Absolutely loved the course - working through it again more slowly and in lesson 3 (around 54:30), someone asks if we’ll cover multiple object classification. Jeremy says we’ll likely get to it in Part 2.

A lot of part 2 went over my head but did we get to this - how to classify multiple objects in an image? Like there are 3 cats in this photo type of thing? I suppose the stuff in the final lesson on the Tiramisu architecture for segmentation is this if you counted distinct segment blobs but there would be obvious problems with this (disjoint blobs for single object e.g. person behind a pole OR single blog for multiple objects e.g. cats together on a couch)

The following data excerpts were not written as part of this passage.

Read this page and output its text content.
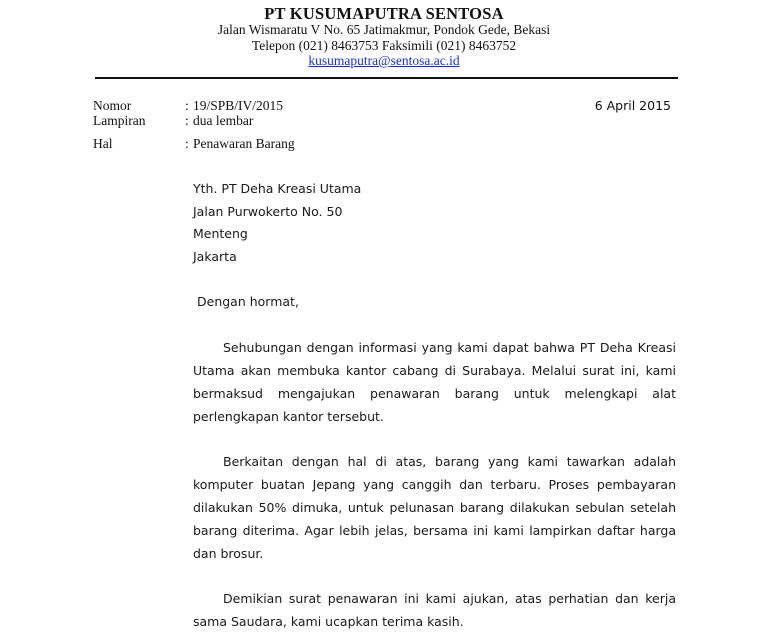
PT KUSUMAPUTRA SENTOSA
Jalan Wismaratu V No. 65 Jatimakmur, Pondok Gede, Bekasi
Telepon (021) 8463753 Faksimili (021) 8463752
kusumaputra@sentosa.ac.id
Nomor	: 19/SPB/IV/2015
Lampiran	: dua lembar
Hal	: Penawaran Barang
6 April 2015
Yth. PT Deha Kreasi Utama
Jalan Purwokerto No. 50
Menteng
Jakarta
Dengan hormat,
Sehubungan dengan informasi yang kami dapat bahwa PT Deha Kreasi Utama akan membuka kantor cabang di Surabaya. Melalui surat ini, kami bermaksud mengajukan penawaran barang untuk melengkapi alat perlengkapan kantor tersebut.
Berkaitan dengan hal di atas, barang yang kami tawarkan adalah komputer buatan Jepang yang canggih dan terbaru. Proses pembayaran dilakukan 50% dimuka, untuk pelunasan barang dilakukan sebulan setelah barang diterima. Agar lebih jelas, bersama ini kami lampirkan daftar harga dan brosur.
Demikian surat penawaran ini kami ajukan, atas perhatian dan kerja sama Saudara, kami ucapkan terima kasih.
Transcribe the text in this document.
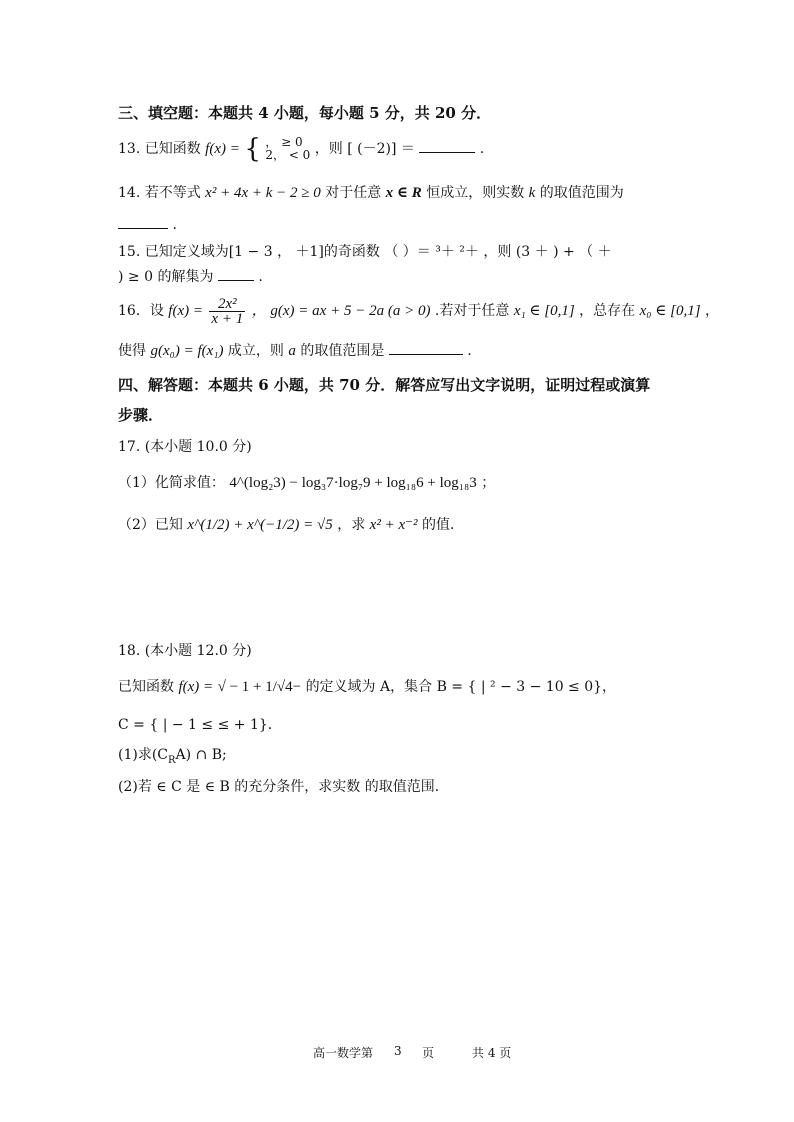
三、填空题：本题共 4 小题，每小题 5 分，共 20 分．
13. 已知函数 f(x) = { ， ≥ 0
2， < 0 ，则 [ (－2)] ＝	.
14. 若不等式 x² + 4x + k − 2 ≥ 0 对于任意 x ∈ R 恒成立，则实数 k 的取值范围为
.
15. 已知定义域为[1 − 3 ， ＋1]的奇函数 （ ）＝ ³＋ ²＋ ，则 (3 ＋ ) + （ ＋
) ≥ 0 的解集为	.
16．设 $f(x) = \frac{\text{2x²}}{x + 1}$ ， g(x) = ax + 5 − 2a (a > 0) .若对于任意 x₁ ∈ [0,1] ，总存在 x₀ ∈ [0,1] ，
使得 g(x₀) = f(x₁) 成立，则 a 的取值范围是	.
四、解答题：本题共 6 小题，共 70 分．解答应写出文字说明，证明过程或演算
步骤．
17. (本小题 10.0 分)
（1）化简求值： 4^(log₂3) − log₃7·log₇9 + log₁₈6 + log₁₈3 ；
（2）已知 x^(1/2) + x^(−1/2) = √5 ，求 x² + x⁻² 的值．
18. (本小题 12.0 分)
已知函数 f(x) = √ − 1 + 1/√4− 的定义域为 A，集合 B = { | ² − 3 − 10 ≤ 0}，
C = { | − 1 ≤ ≤ + 1}．
(1)求$(C_RA)$ ∩ B;
(2)若 ∈ C 是 ∈ B 的充分条件，求实数 的取值范围．
高一数学第 3 页	共 4 页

Any pointers for multiple-object classification would be appreicated :slight_smile:



Good question. The Kaggle Sea Lions challenge is one such task. Identifying various kinds of objects in an image and then counts of each or any downstream task. Any general ideas on how to tackle these kinds of problems?

The only idea I’ve come up with is segmentations + counting blobs.

Or maybe using the heatmap approach from lesson 7.

Keen to hear if anyone has ideas for a more robust solution :slight_smile:

Object detection models (faster-rcnn, SSD and YOLO) might work.

Here is the blog post of 8th place solution of fisheries competition:


Found this thread really helpful for SSD: About bounding box localization

I’m trying it out today so I’ll let you know.

I never got Faster RCNN working on a custom data set… but maybe someone more experienced than me can give it a shot. I tried both pytorch and caffe backends. Here is a tensorflow version I haven’t tried yet.

DenseCap may be worth a look as well. It goes a little beyond what you need but I’ve heard the code is high quality and I know of at least one group that got it to work. The same group struggled with YOLO.

Isn’t that what the attention models were about? So you’d couple a CNN trained on single objects with a RNN and the RNN decides where the CNN has to look for matches. I heard that’s also how google approached the challenge of spotting house numbers in google street view pictures.

Awesome, thanks everyone for the ideas and suggestions - will start looking at YOLO and report back :slight_smile: